In Italia tutto questo è esacerbato dal nostro diritto del lavoro per cui, una volta assunta una persona a tempo indeterminato, è praticamente impossibile che tu, impresa, riesca a liberartene. Questo protegge i lavoratori da ricatti e pressioni in maniera sacrosanta: ma non consente di rimediare quando il neoassunto "non c'azzecca". Non chiedermi che cosa è meglio, perchè non lo so.

Le proporzioni bibliche del clientelismo made in Italy sono uno scempio terrificante. Ma clientelismo è una parola romana... sono 2000 e più anni che le cose vanno così perciò è buona cosa *prenderne atto*. Non è giusto ma non so che farci, se non ricordare come in Italia "avere amicizie" è una cosa più o meno negativa, mentre negli States avere un "social network" è cosa ovvia e naturale.

Poi - purtroppo - c'è un lembo della questione che sprofonda nella più bieca illegalità: concorsi truccati, liste di collocamento addomesticate, e via dicendo.
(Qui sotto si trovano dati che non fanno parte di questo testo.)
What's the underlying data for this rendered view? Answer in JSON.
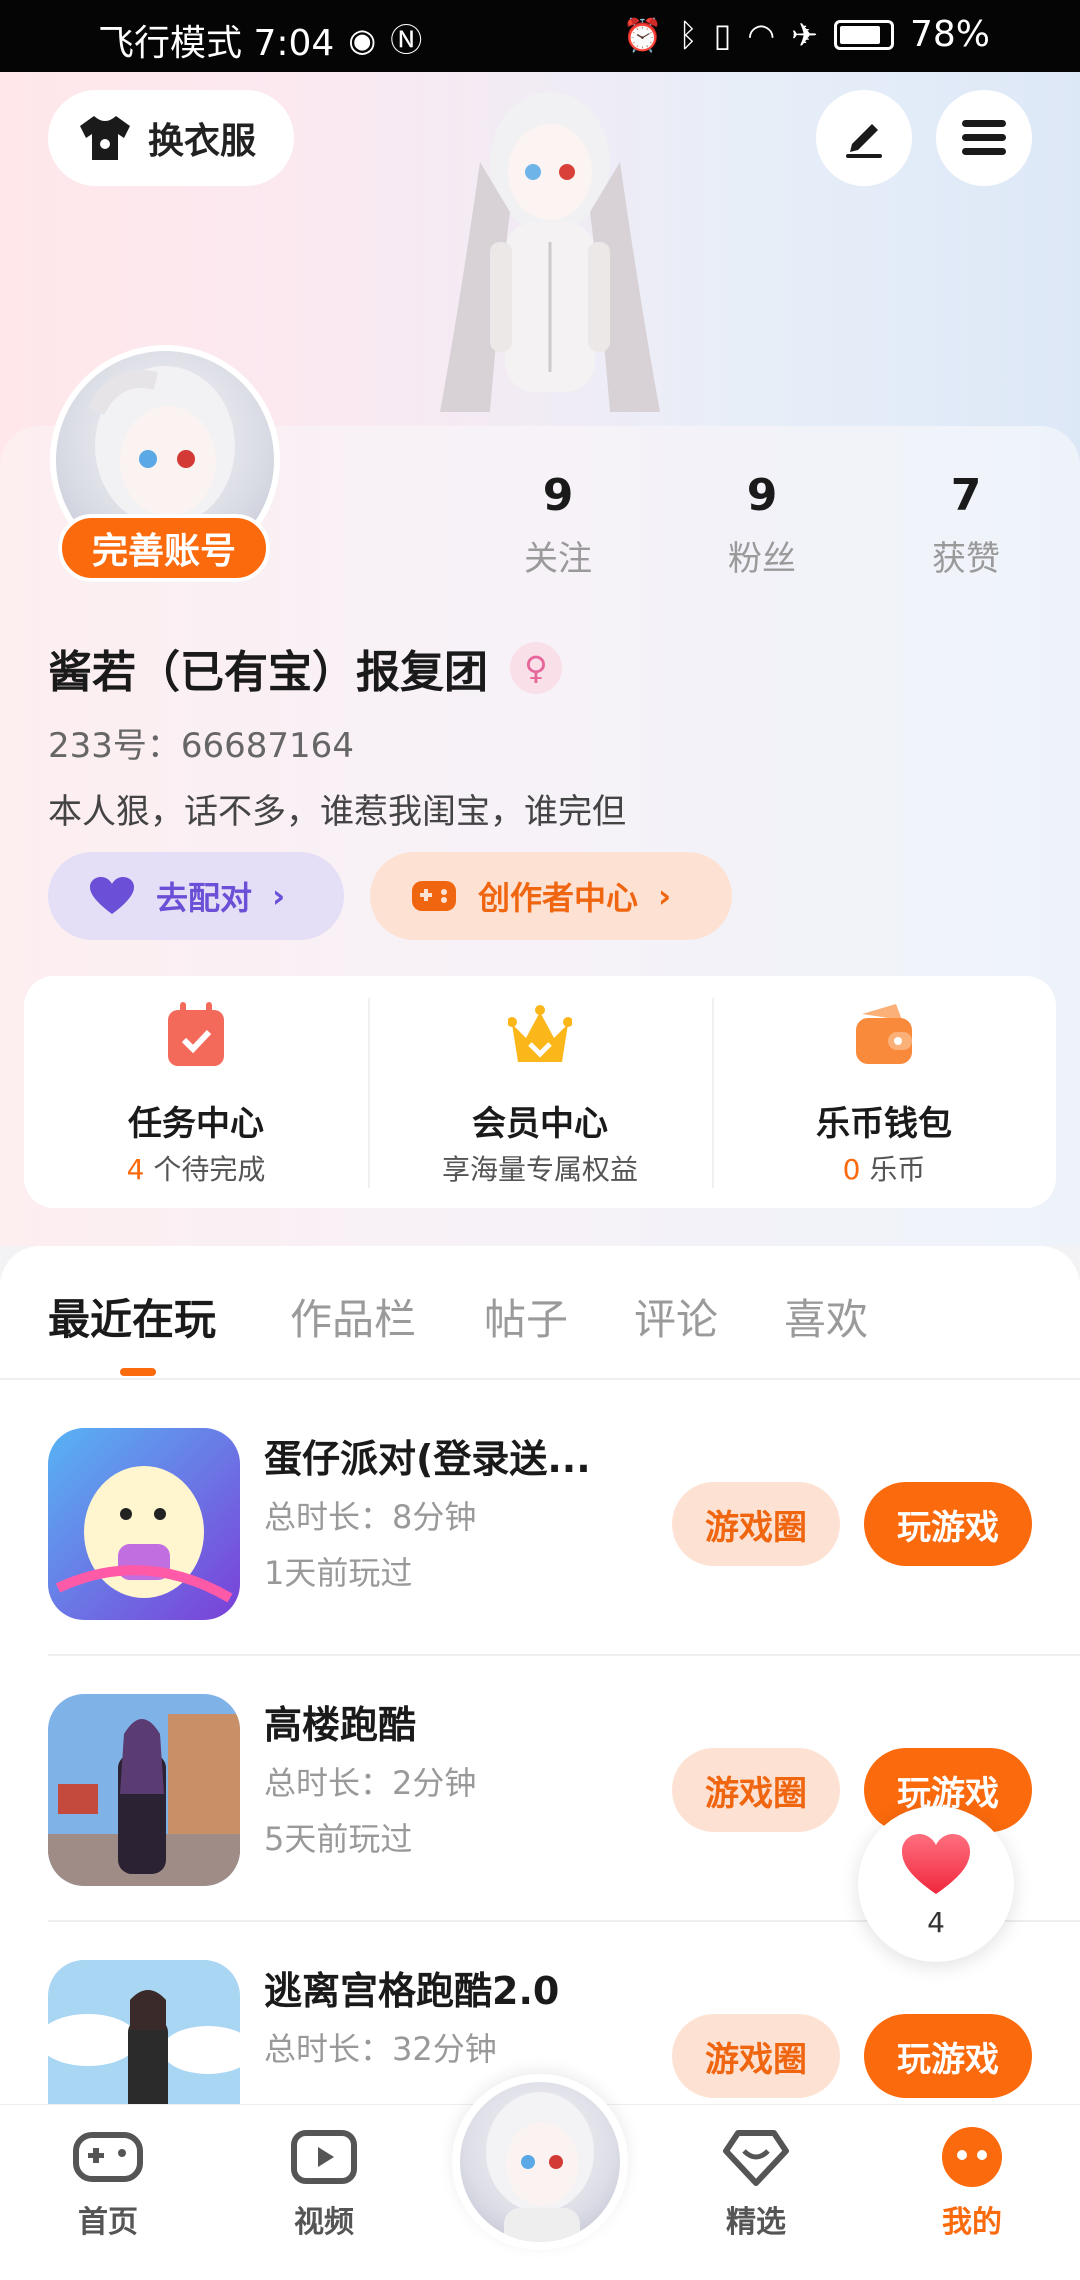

Ma il diritto penale, quando ne viene a capo, punisce tutte queste situazioni in maniera anche piuttosto pesante. Ma non c'è il reato di "conoscere qualcuno". E' una cosa che, stranamente, ho messo un sacco di tempo ad accettare, ma ora vivo senza dubbio più sereno.
Jack8321
00mercoledì 5 ottobre 2005 14:56
Io sono quasi nella stesa situazione, gli investimenti si sono ma la dirigenza fa schifo
nisi corvonero
00mercoledì 5 ottobre 2005 15:10
Oddio, non so, sai… Non è così difficile licenziare un dipendente, se sei sotto le famose quindici persone. O comunque, possono farti desiderare intensamente di cambiare aria.
A me è capitato di venire licenziata (brutta roba). In effetti, non avevano poi tanto bisogno di una persona in più (ero un esperimento..) ed onestamente per quel lavoro non ci ero proprio tagliata. Ma non è stato tanto difficile, farmi andare via e poi ora è più facile perché ti assumono con un contratto interinale, per cui il periodo di prova viene prolungato utilizzando questo tipo di contratto.
A parte tutto, parlando degli Stati Uniti (ed in questo dovremo copiare), là c’è più flessibilità sia in uscita che in entrata. Ciò vuol dire che puoi perdere il lavoro, ma non è poi così difficile trovarne un altro. E chi è bravo, ha comunque delle possibilità concrete di riuscire senza “conoscere” nessuno.
Non mi da fastidio il fatto di conoscere qualcuno e la rete di relazioni mi va benissimo se rimane sul tono seguente: Cerco un dipendente. Non hai qualcuno di fiducia da presentarmi?
Questo qualcuno viene assunto per le sue doti morali e professionali. E di questo ne sono molto lieta.
Scusa, forse non mi ero spiegata bene, ma è sul clientelismo che ho moooolto da obiettare.
Questi atti vengono pesantemente puniti, come giustamente dici tu, ma saranno 1 su non so quanti ad essere scoperti.
Io sono orientata sul centro sinistra come opinioni, ma sono dell’idea che non si debba difendere l’indifendibile. Il lavoratore fancazzista e poco onesto non è degno di tutela, mentre bisogna tutelare il lavoratore onesto e coscienzioso che si impegna sul serio.
E bisogna dare le possibilità a chi realmente se le merita.
Poi, purtroppo, con questo sistema si deve vivere, però secondo me se fossimo stati diversi, forse uno come Fazio ai vertici della Banca d’Italia non ci sarebbe mai arrivato.
§yumeko§
00mercoledì 5 ottobre 2005 15:19
Nisi, ti capisco benissimo. Anche mio padre è quasi nella stessa situazione della tua amica. L'azienda era floridissima (30 dipendenti continuamente a fare straordinati per riuscire a supplire all'enorme mole di lavoro) e stimata ma la dirigenza ha sperperato tutti i soldi non si sa ancora come (ma una mezza idea pare che i sindacati se la siano fatta e, se realmente è così, c'è da sputare in faccia al proprietario).
Risultato? Tutti in cassa-intergrazione a turno con una previsione di fallimento dell'azienda entro Natale. E chi assume un uomo di 50 anni al giorno d'oggi?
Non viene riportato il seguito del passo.